Cocoa farms leased for logging
The country risks losing about 90 per cent of its cocoa farms if it does not take adequate action to regain farmlands given out as concessions for logging.
This is because almost all the cocoa farms, which are mostly located in parts of the Brong Ahafo, Eastern and Ashanti regions, have been licensed by the Lands Commission as areas demarcated for logging by chainsaw operators.
The Chief Executive Officer of the Ghana Cocoa Board, Dr Tony Fofie, disclosed this to the Daily Graphic at the inauguration of a 10-member steering committee of the Ghana Cocoa Platform (GCP) in Accra on Tuesday.
The platform is an initiative of the board and Mondelez Cocoa Life, aimed at ensuring sustainability in the production of cocoa in the country.
The membership of the committee cuts across all sectors in the cocoa industry, including the UNDP, Lands Commission, Forestry Commission, Licensed Cocoa Buyers Association of Ghana (LICOBAG) and the ministries of Finance and Lands and Natural Resources.
The COCOBOD CEO is the chairman of the steering committee.
Dr Fofie told the paper that the board, which regulates the cocoa industry, sees the giving out of cocoa farmlands for logging as a serious challenge that had implications for the sector and the livelihoods of cocoa farmers.
'It's a very serious issue; almost all our cocoa farms are given out as concessions and with that the operators can get up one day and start clearing those lands for timber with some little compensation or even no compensation paid to the farmer. That, to us, is a serious challenge for the cocoa sector,' Dr Fofie, who is the chairman of the committee, told the paper after it was inaugurated.
The Technical Director in charge of Forestry at the Ministry of Lands and Natural Resources, Mr Musah Abu-Juam, confirmed the development in a separate interview but added that the ministry and Lands Commission would work with COCOBOD to help resolve the challenge.
'Let me be frank with you; we see cocoa to be accounting for over 50 per cent of the deforestation menace in the country. Much of the land degradation and encroachment of forested land that we talk about is caused by the cocoa farmers,' Mr Abu-Juam, who is representing the ministry on the committee, said.
He, however, admitted that the ministry and its agencies considered cocoa as the backbone of the country and would, therefore, not do anything that would limit cocoa output in subsequent years.

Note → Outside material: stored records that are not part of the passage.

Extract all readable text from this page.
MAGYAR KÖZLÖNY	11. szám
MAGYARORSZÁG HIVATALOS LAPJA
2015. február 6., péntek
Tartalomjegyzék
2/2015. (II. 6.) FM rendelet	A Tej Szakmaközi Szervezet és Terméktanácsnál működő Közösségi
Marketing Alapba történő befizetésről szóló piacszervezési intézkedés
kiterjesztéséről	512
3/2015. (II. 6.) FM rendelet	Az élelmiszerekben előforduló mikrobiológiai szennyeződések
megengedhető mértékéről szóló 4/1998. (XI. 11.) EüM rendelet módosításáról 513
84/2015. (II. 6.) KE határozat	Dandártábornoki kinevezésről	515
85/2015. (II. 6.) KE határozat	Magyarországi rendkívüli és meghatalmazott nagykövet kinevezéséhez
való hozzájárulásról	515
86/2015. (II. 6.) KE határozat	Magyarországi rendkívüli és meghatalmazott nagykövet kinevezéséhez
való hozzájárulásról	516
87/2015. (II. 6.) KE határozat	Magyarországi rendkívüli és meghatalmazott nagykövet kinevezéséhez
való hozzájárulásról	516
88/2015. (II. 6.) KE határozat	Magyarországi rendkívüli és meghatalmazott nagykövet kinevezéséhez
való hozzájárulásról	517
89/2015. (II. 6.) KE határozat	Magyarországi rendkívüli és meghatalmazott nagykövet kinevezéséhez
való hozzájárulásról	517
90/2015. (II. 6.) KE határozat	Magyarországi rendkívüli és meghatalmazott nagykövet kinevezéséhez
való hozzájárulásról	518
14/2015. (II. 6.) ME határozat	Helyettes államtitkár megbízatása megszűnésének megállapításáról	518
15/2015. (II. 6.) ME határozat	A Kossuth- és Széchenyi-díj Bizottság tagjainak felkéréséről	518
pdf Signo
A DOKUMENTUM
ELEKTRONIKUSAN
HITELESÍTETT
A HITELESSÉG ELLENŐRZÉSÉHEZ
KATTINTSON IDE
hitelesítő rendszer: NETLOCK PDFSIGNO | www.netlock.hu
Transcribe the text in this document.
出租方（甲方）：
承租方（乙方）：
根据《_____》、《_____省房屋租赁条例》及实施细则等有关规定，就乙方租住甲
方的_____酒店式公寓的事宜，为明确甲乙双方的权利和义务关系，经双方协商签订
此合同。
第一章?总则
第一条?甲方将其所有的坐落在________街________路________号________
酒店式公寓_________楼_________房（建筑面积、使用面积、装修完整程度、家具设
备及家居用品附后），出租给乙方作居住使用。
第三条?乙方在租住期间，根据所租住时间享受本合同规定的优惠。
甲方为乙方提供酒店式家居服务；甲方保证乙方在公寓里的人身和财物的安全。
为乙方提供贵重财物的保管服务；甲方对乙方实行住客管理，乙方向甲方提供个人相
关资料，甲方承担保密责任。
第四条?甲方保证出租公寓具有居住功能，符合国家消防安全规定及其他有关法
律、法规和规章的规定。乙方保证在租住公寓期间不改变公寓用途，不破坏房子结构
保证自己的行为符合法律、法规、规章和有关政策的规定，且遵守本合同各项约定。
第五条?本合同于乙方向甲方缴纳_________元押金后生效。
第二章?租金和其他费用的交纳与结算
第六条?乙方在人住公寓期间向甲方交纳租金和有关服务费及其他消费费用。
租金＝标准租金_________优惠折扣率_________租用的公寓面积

He explained that the ministry, together with COCOBOD, was encouraging the farmers to plant other trees, especially the commercial ones, in addition to the cocoa in their farms as a way of helping in the afforestation effort.
'We also encourage them to grow varieties that require small land space but have high-yielding capacity,' he added.
On the measures being explored to help address the issue, the CEO of COCOBOD said his outfit was looking at ways that will help make cocoa farmers bonafide owners of the respective farmlands.
'We are trying to encourage them to also plant some of the trees that are needed for timber and later own it. The challenge, however, is they have to register with the Forestry Commission and we are working on all that,' he added.
Mrs Rita Owus-Amankwa, who is the Project Coordinator of the Cocoa Platform, explained prior to the inauguration of the steering committee that the initiative was aimed at ensuring the sustainability of the cocoa industry in the country.
She said it would, among other things, serve as a one-stop shop to the various policies and programmes on the cocoa sector.
'There are so many cocoa programmes in the country but the question is; how well are we coordinating those programmes to ensure that they benefit the industry and farmer? What this platform seeks to do is to see how we can strengthen these policies and also advocate for the industry,' she added.
The platform currently has a funding gap of US$849,105 and Mrs Owus-Amankwa, who is also the Secretary of the Steering Committee, was optimistic that stakeholders in the cocoa industry would come to its aid.